Implantable ventricular assist devices (VADs) have proven efficient in advanced heart failure patients as a bridge-to-transplant or destination therapy. However, VAD usage often leads to infection, bleeding, and thrombosis, side effects attributable to the damage to blood cells and plasma proteins. Measuring hemolysis alone does not provide sufficient information to understand total blood damage, and research exploring the impact of currently available pumps on a wider range of blood cell types and plasma proteins such as von Willebrand factor (vWF) is required to further our understanding of safer pump design. The extracorporeal CentriMag (Thoratec Corporation, Pleasanton, CA, USA) has a hemolysis profile within published standards of normalized index of hemolysis levels of less than 0.01 g/100 L at 100 mm Hg but the effect on leukocytes, vWF multimers, and platelets is unknown. Here, the CentriMag was tested using bovine blood (n = 15) under constant hemodynamic conditions in comparison with a static control for total blood cell counts, hemolysis, leukocyte death, vWF multimers, microparticles, platelet activation, and apoptosis. The CentriMag decreased the levels of healthy leukocytes (P < 0.006), induced leukocyte microparticles (P < 10(-5) ), and the level of high molecular weight of vWF multimers was significantly reduced in the CentriMag (P < 10(-5) ) all compared with the static treatment after 6 h in vitro testing. Despite the leukocyte damage, microparticle formation, and cleavage of vWF multimers, these results show that the CentriMag is a hemocompatible pump which could be used as a standard in blood damage assays to inform the design of new implantable blood pumps.

The effect of shear stress on the size, structure, and function of human von Willebrand factor.

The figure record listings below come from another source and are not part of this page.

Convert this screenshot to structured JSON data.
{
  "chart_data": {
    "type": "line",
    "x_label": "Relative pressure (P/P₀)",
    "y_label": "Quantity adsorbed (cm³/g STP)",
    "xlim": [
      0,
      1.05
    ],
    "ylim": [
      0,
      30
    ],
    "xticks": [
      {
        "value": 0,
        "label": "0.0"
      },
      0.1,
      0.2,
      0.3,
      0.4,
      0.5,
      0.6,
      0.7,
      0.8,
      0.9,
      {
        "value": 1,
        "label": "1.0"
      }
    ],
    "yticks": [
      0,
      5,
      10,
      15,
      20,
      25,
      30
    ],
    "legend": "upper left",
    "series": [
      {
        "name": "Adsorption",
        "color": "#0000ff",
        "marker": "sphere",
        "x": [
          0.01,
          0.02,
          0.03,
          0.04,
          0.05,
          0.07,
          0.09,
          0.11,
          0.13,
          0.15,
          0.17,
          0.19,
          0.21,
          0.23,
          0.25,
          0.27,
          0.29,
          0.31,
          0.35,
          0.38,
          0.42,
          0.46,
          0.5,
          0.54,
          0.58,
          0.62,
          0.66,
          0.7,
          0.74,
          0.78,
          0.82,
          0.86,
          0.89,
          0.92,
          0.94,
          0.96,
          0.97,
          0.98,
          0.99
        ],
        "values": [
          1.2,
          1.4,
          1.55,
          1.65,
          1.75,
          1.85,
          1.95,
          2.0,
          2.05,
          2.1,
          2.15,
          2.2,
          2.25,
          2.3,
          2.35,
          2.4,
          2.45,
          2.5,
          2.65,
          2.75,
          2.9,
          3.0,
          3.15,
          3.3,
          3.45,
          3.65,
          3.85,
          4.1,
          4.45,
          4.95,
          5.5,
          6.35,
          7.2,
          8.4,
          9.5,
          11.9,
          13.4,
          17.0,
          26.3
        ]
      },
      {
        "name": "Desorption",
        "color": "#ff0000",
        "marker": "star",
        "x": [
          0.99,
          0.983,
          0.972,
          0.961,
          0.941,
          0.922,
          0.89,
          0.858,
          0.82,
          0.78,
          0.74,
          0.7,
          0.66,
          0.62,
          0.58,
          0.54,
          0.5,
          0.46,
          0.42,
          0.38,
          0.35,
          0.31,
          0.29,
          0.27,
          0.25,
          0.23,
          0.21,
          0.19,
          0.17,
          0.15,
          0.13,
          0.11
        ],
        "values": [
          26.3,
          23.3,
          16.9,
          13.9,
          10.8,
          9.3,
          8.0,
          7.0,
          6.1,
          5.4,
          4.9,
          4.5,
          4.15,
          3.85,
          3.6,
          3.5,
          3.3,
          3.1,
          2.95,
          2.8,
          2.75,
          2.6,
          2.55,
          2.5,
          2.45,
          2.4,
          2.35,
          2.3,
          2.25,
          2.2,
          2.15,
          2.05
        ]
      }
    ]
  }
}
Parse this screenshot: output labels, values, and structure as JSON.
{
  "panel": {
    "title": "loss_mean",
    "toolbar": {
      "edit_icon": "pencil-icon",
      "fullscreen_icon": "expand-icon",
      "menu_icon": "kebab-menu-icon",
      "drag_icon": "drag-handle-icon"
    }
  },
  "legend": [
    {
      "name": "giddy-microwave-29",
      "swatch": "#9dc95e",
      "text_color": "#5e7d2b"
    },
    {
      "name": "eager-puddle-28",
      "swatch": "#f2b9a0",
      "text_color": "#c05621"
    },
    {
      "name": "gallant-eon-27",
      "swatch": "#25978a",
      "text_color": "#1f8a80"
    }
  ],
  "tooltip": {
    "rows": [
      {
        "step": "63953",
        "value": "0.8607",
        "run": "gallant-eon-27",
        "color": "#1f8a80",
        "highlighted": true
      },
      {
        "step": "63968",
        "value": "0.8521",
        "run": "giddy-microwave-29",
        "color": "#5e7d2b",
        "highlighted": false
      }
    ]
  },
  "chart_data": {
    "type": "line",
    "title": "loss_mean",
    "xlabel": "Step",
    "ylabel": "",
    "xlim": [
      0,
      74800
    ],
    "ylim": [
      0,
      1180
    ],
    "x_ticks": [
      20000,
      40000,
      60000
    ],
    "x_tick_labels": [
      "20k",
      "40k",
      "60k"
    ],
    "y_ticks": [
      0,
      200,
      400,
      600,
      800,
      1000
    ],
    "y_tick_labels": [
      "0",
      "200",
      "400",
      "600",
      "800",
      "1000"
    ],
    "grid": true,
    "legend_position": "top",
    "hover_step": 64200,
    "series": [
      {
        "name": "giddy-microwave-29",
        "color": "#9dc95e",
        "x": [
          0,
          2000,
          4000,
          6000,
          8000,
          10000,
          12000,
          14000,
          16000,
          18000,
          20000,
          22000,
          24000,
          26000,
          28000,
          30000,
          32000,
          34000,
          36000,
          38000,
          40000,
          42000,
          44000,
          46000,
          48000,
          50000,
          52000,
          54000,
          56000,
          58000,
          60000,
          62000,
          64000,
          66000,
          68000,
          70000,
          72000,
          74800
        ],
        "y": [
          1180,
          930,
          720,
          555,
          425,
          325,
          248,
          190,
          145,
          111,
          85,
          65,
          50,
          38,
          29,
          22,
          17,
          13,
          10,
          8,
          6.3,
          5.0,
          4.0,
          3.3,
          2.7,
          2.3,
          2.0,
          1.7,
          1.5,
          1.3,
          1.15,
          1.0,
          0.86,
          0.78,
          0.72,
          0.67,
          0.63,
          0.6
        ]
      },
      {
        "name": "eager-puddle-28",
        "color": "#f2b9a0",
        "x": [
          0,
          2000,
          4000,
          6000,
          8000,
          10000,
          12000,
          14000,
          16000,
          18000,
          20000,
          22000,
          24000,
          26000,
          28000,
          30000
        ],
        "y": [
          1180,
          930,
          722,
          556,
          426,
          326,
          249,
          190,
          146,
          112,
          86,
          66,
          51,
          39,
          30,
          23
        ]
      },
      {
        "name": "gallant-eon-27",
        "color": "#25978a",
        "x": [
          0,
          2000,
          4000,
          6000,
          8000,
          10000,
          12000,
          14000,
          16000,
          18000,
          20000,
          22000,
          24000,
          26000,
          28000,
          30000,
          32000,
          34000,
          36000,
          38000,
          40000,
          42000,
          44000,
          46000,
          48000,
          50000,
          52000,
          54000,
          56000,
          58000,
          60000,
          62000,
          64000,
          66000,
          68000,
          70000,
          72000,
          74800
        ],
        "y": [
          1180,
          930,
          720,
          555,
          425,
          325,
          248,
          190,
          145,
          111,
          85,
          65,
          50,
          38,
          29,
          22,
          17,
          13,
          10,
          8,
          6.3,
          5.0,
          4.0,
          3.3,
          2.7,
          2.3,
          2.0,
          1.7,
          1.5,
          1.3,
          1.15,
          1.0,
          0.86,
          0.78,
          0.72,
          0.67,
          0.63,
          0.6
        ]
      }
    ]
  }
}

Clinical outcomes from ventricular assist devices (VADs) have improved significantly during recent decades, but bleeding episodes remain a common complication of long-term VAD usage. Greater understanding of the effect of the shear stress in the VAD on platelet aggregation, which is influenced by the functional activity of high molecular weight (HMW) von Willebrand factor (vWF), could provide insight into these bleeding complications. However, because VAD shear rates are difficult to assess, there is a need for a model that enables controlled shear rates to first establish the relationship between shear rates and vWF damage. Secondly, if such a dependency exists, then it is relevant to establish a rapid and quantitative assay that can be used routinely for the safety assessment of new VADs in development. Therefore, the purpose of this study was to exert vWF to controlled levels of shear using a rheometer, and flow cytometry was used to investigate the shear-dependent effect on the functional activity of vWF. Human platelet-poor plasma (PPP) was subjected to different shear rate levels ranging from 0 to 8000/s for a period of 6 h using a rheometer. A simple and rapid flow cytometric assay was used to determine platelet aggregation in the presence of ristocetin cofactor as a readout for vWF activity. Platelet aggregates were visualized by confocal microscopy. Multimers of vWF were detected using gel electrophoresis and immunoblotting. The longer PPP was exposed to high shear, the greater the loss of HMW vWF multimers, and the lower the functional activity of vWF for platelet aggregation. Confocal microscopy revealed for the first time that platelet aggregates were smaller and more dispersed in postsheared PPP compared with nonsheared PPP. The loss of HMW vWF in postsheared PPP was demonstrated by immunoblotting. Smaller vWF platelet aggregates formed in response to shear stress might be a cause of bleeding in patients implanted with VADs. The methodological approaches used herein could be useful in the design of safer VADs and other blood handling devices. In particular, we have demonstrated a correlation between the loss of HMW vWF, analyzed by immunoblotting, with platelet aggregation, assessed by flow cytometry. This suggests that flow cytometry could replace conventional immunoblotting as a simple and rapid routine test for HMW vWF loss during in vitro testing of devices.